Pashmina/Blanket Style Scarf
Airlines will typically give you a blanket for red-eye flights but I don’t really like putting it up around my face, so I pack my own large scarf or sarong that can double as a blanket. I’ll layer it with the plane blanket to get cozy. If you want something that does double (or triple) duty, get yourself a Greek/Turkish towel. You can use it as a sarong, a towel, a scarf, or a lightweight blanket.
Check with your doctor before trying this one, and test it at home to gauge your reaction, but sometimes a sleep aid (I use zopiclone/Lunesta as prescribed by my doc) is just what you need to help you get to sleep and stay asleep on a plane. It’s pretty much the only way I’ve gotten 8 hours on overnight flights.
Comfort items are the little things that can make long-haul flights more bearable. I always wear compression socks to avoid DVT and swollen ankles. I also find my legs feel a little less fatigued after wearing them. Putting them on counts as a workout though. Dr. Segal has some cute ones if you don’t care for black.
We all know airplane tray tables are just a gross collection of germs so I always have a pack of antibacterial wet wipes in my bag. Good for wiping your hands before eating too. While most airlines will feed you on long-haul flights it’s always good to pack a few snacks. I used to go overboard and bring food I never ate, so these days I just pack one or two Clif energy bars.
Dry plane air will wreck havoc on your skin so be sure to bring your own water on board (I use a collapsible bottle), face/hand moisturizer, and a lip balm.
Once I get off the plane I like to pop into the airport washroom and freshen up. For this, I pack some disposable toothbrushes, face cleansing wipes (good for a quick underarm/body wipe too), dry shampoo, hairbrush with hair ties, and a tinted lip balm. Sometimes just brushing your teeth and washing your face can make you feel like a whole new person.
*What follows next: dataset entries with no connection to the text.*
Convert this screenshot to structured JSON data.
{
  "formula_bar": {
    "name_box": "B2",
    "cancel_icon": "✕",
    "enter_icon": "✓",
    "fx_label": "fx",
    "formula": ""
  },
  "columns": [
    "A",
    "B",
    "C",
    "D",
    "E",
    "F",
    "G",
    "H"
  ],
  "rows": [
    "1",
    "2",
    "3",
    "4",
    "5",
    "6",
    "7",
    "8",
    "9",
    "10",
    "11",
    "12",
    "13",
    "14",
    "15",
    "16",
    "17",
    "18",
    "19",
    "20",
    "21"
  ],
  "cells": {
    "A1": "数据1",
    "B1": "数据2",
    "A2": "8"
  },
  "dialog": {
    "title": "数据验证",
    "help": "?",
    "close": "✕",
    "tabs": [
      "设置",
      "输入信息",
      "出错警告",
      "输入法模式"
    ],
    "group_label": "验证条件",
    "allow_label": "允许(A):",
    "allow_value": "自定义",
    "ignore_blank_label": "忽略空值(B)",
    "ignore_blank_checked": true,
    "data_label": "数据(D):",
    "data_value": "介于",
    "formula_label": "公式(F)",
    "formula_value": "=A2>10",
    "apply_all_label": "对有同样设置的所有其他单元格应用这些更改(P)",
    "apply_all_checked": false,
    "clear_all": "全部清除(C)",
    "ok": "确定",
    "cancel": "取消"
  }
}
Lastly, I always try to bring some back-up clothes on board in my carry-on. I don’t need them on the plane but on the off chance that my checked bag gets waylaid, you’ll be happy you have extra underwear, socks, and a shirt in your bag. If you travel carry-on only this really isn’t necessary though there’s always the chance that you’ll be forced to gate check your bag so if you have the space, throw in a spare outfit into your under seat bag.
After five years of international travels I feel like I’ve finally nailed the perfect carry-on bag. Follow these tips and you too can avoid stuffing your bag with unnecessary items and make packing a breeze.